O Tribunal de Haia emitiu três mandados de captura públicos relacionados com o conflito entre Israel e Gaza desde os ataques de 7 de outubro.
Os mandados de captura referem-se ao comandante máximo da ala militar do Hamas, Mohammed Diab Ibrahim Al-Masri, ao primeiro-ministro israelita Benjamin Netanyahu e ao antigo ministro da Defesa israelita Yoav Gallant.
A Fundação Hind Rajab congratulou-se com a decisão de remeter os casos para o TPI, afirmando que tal "confirma que o assunto atingiu o mais alto nível de atenção jurídica internacional."
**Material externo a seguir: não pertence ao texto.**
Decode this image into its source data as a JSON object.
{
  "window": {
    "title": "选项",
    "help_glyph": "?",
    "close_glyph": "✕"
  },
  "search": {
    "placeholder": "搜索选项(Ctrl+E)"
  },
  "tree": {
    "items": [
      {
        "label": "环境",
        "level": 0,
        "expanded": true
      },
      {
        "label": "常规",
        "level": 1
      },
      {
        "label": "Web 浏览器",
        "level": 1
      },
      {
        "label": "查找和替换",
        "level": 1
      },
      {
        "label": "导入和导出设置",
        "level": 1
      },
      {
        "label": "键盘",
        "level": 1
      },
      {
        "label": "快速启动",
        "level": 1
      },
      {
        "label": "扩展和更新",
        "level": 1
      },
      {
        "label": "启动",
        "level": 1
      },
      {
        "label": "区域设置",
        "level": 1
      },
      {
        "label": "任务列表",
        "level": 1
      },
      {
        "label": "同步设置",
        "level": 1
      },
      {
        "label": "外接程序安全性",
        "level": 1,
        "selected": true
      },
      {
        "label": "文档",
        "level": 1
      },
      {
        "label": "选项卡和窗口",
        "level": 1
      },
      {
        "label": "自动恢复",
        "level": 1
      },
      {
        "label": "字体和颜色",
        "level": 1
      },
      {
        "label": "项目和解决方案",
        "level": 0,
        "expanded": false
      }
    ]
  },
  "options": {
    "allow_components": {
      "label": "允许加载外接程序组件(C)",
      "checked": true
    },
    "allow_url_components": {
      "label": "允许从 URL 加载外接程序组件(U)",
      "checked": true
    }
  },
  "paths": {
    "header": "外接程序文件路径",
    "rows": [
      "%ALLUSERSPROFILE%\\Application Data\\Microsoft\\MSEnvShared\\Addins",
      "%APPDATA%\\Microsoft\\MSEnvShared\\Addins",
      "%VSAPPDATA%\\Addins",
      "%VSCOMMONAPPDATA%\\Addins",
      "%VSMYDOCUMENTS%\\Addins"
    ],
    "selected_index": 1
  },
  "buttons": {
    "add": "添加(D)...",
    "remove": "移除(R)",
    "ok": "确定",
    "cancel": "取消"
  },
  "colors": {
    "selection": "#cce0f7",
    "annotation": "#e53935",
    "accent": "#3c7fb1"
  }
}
No entanto, a ONG criticou a Bélgica, argumentando que deveria ter ido mais longe. "Na nossa opinião, os suspeitos não só deveriam ter sido presos, como também detidos e processados na Bélgica ou extraditados para o TPI", lê-se num comunicado.
"Libertar indivíduos credivelmente acusados de crimes de guerra e crimes contra a humanidade não só mina a confiança do público na justiça, como corre o risco de reforçar um sentimento de impunidade e pode permitir que esses indivíduos cometam mais atrocidades", alegaram.